The genesis of the statement arose from a need within our pastoral credentialing process. When people consider becoming ministers in the Church, we require them to read the Articles of Faith and Doctrine of the Church, the Manual of Doctrine and Government, and also a number of papers that clarify our theology and doctrine. We felt it was important to have a current statement of the Church’s view on women in ministry leadership, which is a matter of discussion and disagreement among Christians.
Is the affirmation of women in ministry leadership a recent belief of the BIC U.S.?
While this statement is new, the Church’s position on this subject is not. As the statement references, the Brethren in Christ stance on women in ministry leadership was a topic of discussion and decision at General Conference in 1982 and 1992. Therefore, this statement intends to concisely outline the Church’s position and some of the reasons why the Church made this decision decades ago.
What led the BIC U.S. to affirm women in ministry leadership more than 30 years ago?
Our commitment to the authority of the Bible for faith and practice led us to the decision. We were convinced a full-orbed reading of the Bible’s support for women in ministry leadership ought to guide the Church rather than a more limited reading of the few passages that place restrictions on women. Today, just as in the 1980s and 1990s when the decision was made and reaffirmed, we read the Bible’s overarching affirmation of women in ministry leadership to be the more general and universal teaching and the restrictive passages to be contextually specific (for some people in certain circumstances at that time).
What was the process of creating the recently released statement?
The entire Leadership Council (LC) of the Brethren in Christ U.S. were involved in the writing of the statement. The statement went through multiple drafts, and each time the drafts were reviewed and changes were made as necessary. Leadership Council is especially grateful to Perry Engle, bishop of the Midwest and Pacific Conferences, and Anna Haggard, communications editor at BIC U.S., for leading the work by writing the drafts and incorporating the changes suggested by LC members.
In the drafting and editing of the statement, we incorporated specific language to make sure the statement was as clear and as transparent as possible.
Consider, for example, an early version of the draft: “The Brethren in Christ U.S. fully affirms women in ministry at all levels of Church life.” Along the way, we realized that this wording may not be specific enough.
- From “women in ministry” to “women in ministry leadership.”
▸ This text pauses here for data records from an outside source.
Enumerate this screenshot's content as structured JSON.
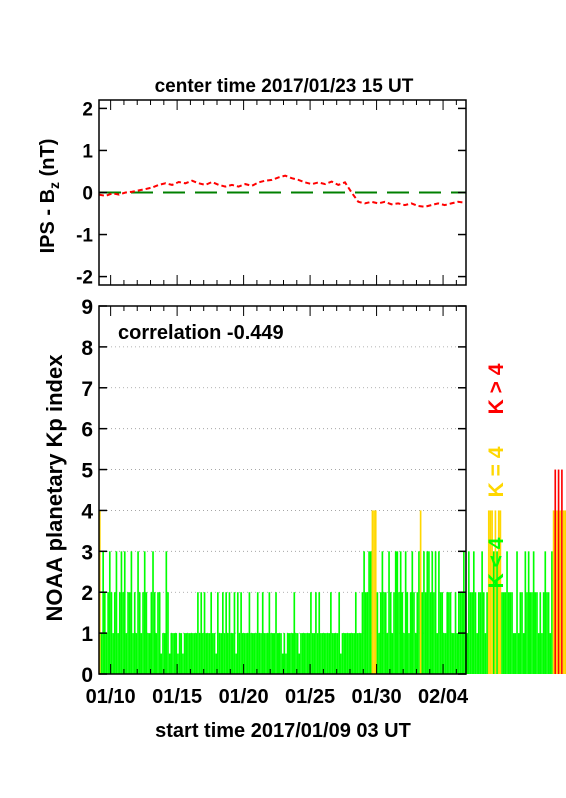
{
  "chart_data": [
    {
      "type": "line",
      "title": "center time 2017/01/23 15 UT",
      "ylabel_main": "IPS - B",
      "ylabel_sub": "z",
      "ylabel_unit": " (nT)",
      "ylim": [
        -2.2,
        2.2
      ],
      "yticks": [
        "-2",
        "-1",
        "0",
        "1",
        "2"
      ],
      "ytick_values": [
        -2,
        -1,
        0,
        1,
        2
      ],
      "xlim_days": [
        0,
        27.6
      ],
      "reference_line": {
        "y": 0,
        "color": "#008000",
        "style": "long-dash"
      },
      "series": [
        {
          "color": "#ff0000",
          "style": "dashed",
          "x": [
            0,
            0.5,
            1,
            1.5,
            2,
            2.5,
            3,
            3.5,
            4,
            4.5,
            5,
            5.5,
            6,
            6.5,
            7,
            7.5,
            8,
            8.5,
            9,
            9.5,
            10,
            10.5,
            11,
            11.5,
            12,
            12.5,
            13,
            13.5,
            14,
            14.5,
            15,
            15.5,
            16,
            16.5,
            17,
            17.5,
            18,
            18.5,
            19,
            19.5,
            20,
            20.5,
            21,
            21.5,
            22,
            22.5,
            23,
            23.5,
            24,
            24.5,
            25,
            25.5,
            26,
            26.5,
            27,
            27.5
          ],
          "y": [
            -0.05,
            -0.08,
            -0.02,
            -0.05,
            0.0,
            0.02,
            0.05,
            0.08,
            0.12,
            0.18,
            0.22,
            0.18,
            0.25,
            0.22,
            0.28,
            0.22,
            0.18,
            0.25,
            0.18,
            0.14,
            0.18,
            0.14,
            0.2,
            0.16,
            0.24,
            0.28,
            0.3,
            0.36,
            0.4,
            0.34,
            0.3,
            0.24,
            0.2,
            0.24,
            0.2,
            0.26,
            0.18,
            0.24,
            0.0,
            -0.22,
            -0.26,
            -0.22,
            -0.26,
            -0.22,
            -0.28,
            -0.26,
            -0.3,
            -0.26,
            -0.32,
            -0.34,
            -0.3,
            -0.26,
            -0.3,
            -0.26,
            -0.22,
            -0.24
          ]
        }
      ]
    },
    {
      "type": "bar",
      "ylabel": "NOAA planetary Kp index",
      "xlabel": "start time 2017/01/09 03 UT",
      "annotation": "correlation -0.449",
      "ylim": [
        0,
        9
      ],
      "yticks": [
        "0",
        "1",
        "2",
        "3",
        "4",
        "5",
        "6",
        "7",
        "8",
        "9"
      ],
      "ytick_values": [
        0,
        1,
        2,
        3,
        4,
        5,
        6,
        7,
        8,
        9
      ],
      "grid": "horizontal dotted",
      "xlim_days": [
        0,
        27.6
      ],
      "xticks": [
        "01/10",
        "01/15",
        "01/20",
        "01/25",
        "01/30",
        "02/04"
      ],
      "xtick_days": [
        0.875,
        5.875,
        10.875,
        15.875,
        20.875,
        25.875
      ],
      "bar_width_days": 0.125,
      "colors": {
        "low": "#00ff00",
        "mid": "#ffd700",
        "high": "#ff0000"
      },
      "legend": [
        {
          "label": "K < 4",
          "color": "#00ff00"
        },
        {
          "label": "K = 4",
          "color": "#ffd700"
        },
        {
          "label": "K > 4",
          "color": "#ff0000"
        }
      ],
      "legend_placement": "right, vertical",
      "series": [
        {
          "name": "Kp",
          "values": [
            4,
            1,
            3,
            2,
            1,
            2,
            3,
            2,
            1,
            2,
            3,
            1,
            2,
            3,
            2,
            3,
            1,
            2,
            2,
            3,
            1,
            2,
            1,
            3,
            2,
            1,
            2,
            3,
            2,
            1,
            1,
            2,
            3,
            2,
            1,
            2,
            2,
            0,
            1,
            1,
            3,
            2,
            0,
            1,
            1,
            1,
            1,
            0,
            1,
            1,
            0,
            1,
            1,
            1,
            1,
            1,
            1,
            1,
            1,
            2,
            1,
            2,
            1,
            2,
            1,
            1,
            1,
            2,
            1,
            1,
            0,
            2,
            1,
            1,
            2,
            1,
            2,
            1,
            2,
            1,
            1,
            2,
            0,
            2,
            1,
            2,
            1,
            1,
            1,
            1,
            2,
            1,
            1,
            1,
            1,
            2,
            1,
            1,
            2,
            1,
            1,
            1,
            2,
            1,
            1,
            1,
            2,
            1,
            1,
            1,
            0,
            1,
            0,
            1,
            1,
            1,
            1,
            2,
            1,
            1,
            0,
            1,
            1,
            1,
            1,
            1,
            1,
            2,
            1,
            1,
            2,
            1,
            2,
            1,
            1,
            1,
            1,
            1,
            1,
            2,
            1,
            1,
            1,
            1,
            2,
            0,
            1,
            1,
            1,
            1,
            1,
            1,
            1,
            1,
            2,
            1,
            1,
            1,
            2,
            3,
            2,
            2,
            3,
            3,
            4,
            4,
            4,
            2,
            1,
            2,
            3,
            2,
            2,
            1,
            3,
            2,
            1,
            2,
            3,
            3,
            2,
            3,
            2,
            1,
            3,
            2,
            1,
            2,
            3,
            2,
            1,
            2,
            3,
            4,
            2,
            3,
            2,
            3,
            3,
            2,
            3,
            2,
            3,
            1,
            3,
            2,
            2,
            1,
            1,
            2,
            2,
            2,
            1,
            1,
            2,
            1,
            2,
            2,
            2,
            3,
            2,
            1,
            3,
            2,
            2,
            3,
            2,
            1,
            2,
            2,
            3,
            2,
            1,
            2,
            4,
            4,
            4,
            3,
            4,
            3,
            4,
            4,
            2,
            2,
            2,
            3,
            2,
            2,
            2,
            1,
            1,
            3,
            1,
            2,
            2,
            1,
            3,
            2,
            3,
            2,
            2,
            3,
            2,
            2,
            1,
            2,
            1,
            2,
            3,
            2,
            2,
            1,
            3,
            4,
            5,
            4,
            5,
            4,
            5,
            4,
            4,
            4,
            3,
            3,
            4,
            4,
            3,
            3,
            4,
            2,
            1,
            2,
            3,
            3,
            2,
            2,
            3,
            3,
            3,
            2,
            2,
            3,
            2,
            2,
            1,
            2,
            2,
            2,
            1,
            1,
            3,
            3,
            3,
            1,
            2,
            3,
            2,
            2,
            3,
            3,
            3,
            3,
            1,
            1,
            0,
            1,
            1,
            2,
            2,
            2,
            3,
            3,
            3,
            3,
            1,
            1,
            4
          ]
        }
      ]
    }
  ]
}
Many, perhaps all, Christians accept women in many ministry roles and positions — while they reserve certain leadership roles for men only. We therefore added the word “leadership,” so that we support “women in ministry leadership.” This is intended to communicate that we are not reserving any role — even the highest leadership roles — for men only.
- From general concepts to specific examples.
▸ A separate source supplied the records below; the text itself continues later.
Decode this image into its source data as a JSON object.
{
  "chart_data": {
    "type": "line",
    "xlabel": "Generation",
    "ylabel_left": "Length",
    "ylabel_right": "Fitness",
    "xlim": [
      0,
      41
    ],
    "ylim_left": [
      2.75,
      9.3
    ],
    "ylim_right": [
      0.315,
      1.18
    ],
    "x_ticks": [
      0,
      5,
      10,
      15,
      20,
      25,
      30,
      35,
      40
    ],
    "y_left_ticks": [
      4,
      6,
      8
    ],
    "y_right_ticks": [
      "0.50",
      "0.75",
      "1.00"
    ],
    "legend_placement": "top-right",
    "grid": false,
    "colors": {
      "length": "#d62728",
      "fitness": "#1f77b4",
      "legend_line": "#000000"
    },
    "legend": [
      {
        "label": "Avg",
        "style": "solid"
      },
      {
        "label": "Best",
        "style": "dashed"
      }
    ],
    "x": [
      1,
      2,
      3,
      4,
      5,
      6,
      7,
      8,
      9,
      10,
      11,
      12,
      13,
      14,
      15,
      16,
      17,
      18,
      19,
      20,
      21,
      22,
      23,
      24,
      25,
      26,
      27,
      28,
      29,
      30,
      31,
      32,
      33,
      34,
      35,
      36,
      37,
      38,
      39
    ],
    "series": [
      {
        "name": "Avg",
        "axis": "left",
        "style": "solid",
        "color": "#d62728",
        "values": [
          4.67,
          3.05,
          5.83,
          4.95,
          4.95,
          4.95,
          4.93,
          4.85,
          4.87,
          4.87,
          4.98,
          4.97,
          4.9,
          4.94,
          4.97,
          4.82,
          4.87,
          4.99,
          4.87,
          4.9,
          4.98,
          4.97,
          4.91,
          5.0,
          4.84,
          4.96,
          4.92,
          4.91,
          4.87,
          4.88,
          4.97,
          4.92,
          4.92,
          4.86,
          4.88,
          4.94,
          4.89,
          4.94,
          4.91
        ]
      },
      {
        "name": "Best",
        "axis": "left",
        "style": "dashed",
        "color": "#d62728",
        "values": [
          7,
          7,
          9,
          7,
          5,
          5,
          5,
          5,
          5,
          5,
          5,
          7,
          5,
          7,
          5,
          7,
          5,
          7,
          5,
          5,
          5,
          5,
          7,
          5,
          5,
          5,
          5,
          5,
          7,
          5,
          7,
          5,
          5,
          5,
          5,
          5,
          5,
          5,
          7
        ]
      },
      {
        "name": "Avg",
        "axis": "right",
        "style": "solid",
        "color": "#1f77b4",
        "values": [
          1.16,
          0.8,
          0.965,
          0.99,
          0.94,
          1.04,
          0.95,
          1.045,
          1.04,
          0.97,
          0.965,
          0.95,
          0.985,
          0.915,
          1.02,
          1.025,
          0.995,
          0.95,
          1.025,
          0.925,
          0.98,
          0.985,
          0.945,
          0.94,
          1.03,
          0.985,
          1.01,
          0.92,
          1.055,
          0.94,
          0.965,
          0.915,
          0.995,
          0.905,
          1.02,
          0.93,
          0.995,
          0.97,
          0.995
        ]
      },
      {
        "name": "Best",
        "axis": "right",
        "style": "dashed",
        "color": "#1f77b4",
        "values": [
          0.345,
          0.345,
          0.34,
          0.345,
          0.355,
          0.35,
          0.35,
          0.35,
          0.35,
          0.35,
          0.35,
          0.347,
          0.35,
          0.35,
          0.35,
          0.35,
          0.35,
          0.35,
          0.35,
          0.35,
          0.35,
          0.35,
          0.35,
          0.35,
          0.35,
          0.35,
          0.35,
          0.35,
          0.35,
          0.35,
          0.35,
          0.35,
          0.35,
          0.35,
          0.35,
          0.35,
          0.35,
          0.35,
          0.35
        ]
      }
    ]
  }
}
Similarly, rather than use only the words “women in ministry at all levels of Church life,” we felt it would be helpful to highlight examples. So, the next sentence states: “Women are ordained and commissioned as pastors, bishops, deacons, denominational leaders, and members of local, regional, and national BIC U.S. governing boards.” These examples are intended to convey that there is no position, role, or office from which a person is excluded based on gender.
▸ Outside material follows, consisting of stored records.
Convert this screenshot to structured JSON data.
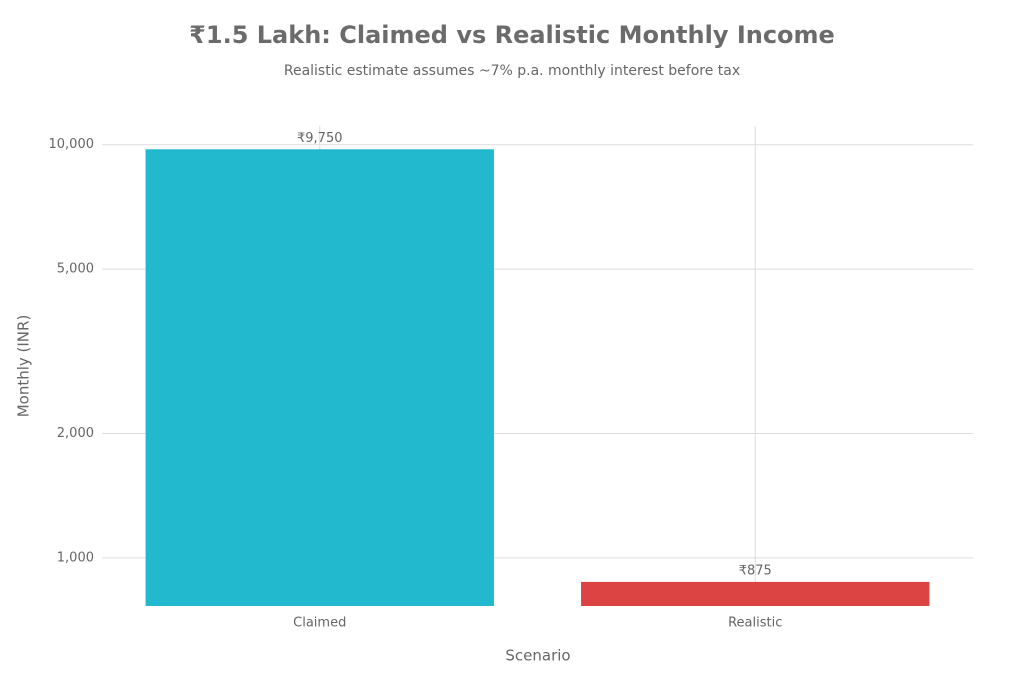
{
  "chart_data": {
    "type": "bar",
    "title": "₹1.5 Lakh: Claimed vs Realistic Monthly Income",
    "subtitle": "Realistic estimate assumes ~7% p.a. monthly interest before tax",
    "x_label": "Scenario",
    "y_label": "Monthly (INR)",
    "categories": [
      "Claimed",
      "Realistic"
    ],
    "values": [
      9750,
      875
    ],
    "value_labels": [
      "₹9,750",
      "₹875"
    ],
    "colors": [
      "#22b8cd",
      "#dc4444"
    ],
    "log_y": true,
    "ylim": [
      765,
      11100
    ],
    "yticks": [
      {
        "value": 1000,
        "label": "1,000"
      },
      {
        "value": 2000,
        "label": "2,000"
      },
      {
        "value": 5000,
        "label": "5,000"
      },
      {
        "value": 10000,
        "label": "10,000"
      }
    ],
    "grid": true
  }
}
What are your concluding thoughts?
I feel that one final comment is in order — the statement attempts to recognize the reality that a minority may always exist who won’t agree with decisions and positions made by voting delegates at General Conference (now termed General Assembly).
Any time a decision is made by a majority vote (whether it is a simple majority — anything more than 50 percent — or a two-thirds majority), it is always possible, and, perhaps, even likely, that some opposed the decision.
The question then becomes, How do we live together as brothers and sisters with divergent views on a certain topic? How does the majority treat the minority, and what does it ask of them? How does the minority live and teach when their view or preference is not that of the Church? Are there issues where a divergent view is not acceptable, and if so, what are they? And are there issues where divergent views are acceptable, and if so, what are they? And very importantly, what does it mean to live as followers of Jesus who are “devoted to one another in love” and who “honor one another above [ourselves]” (Romans 12:10).
These are important questions the Church must continually wrestle with.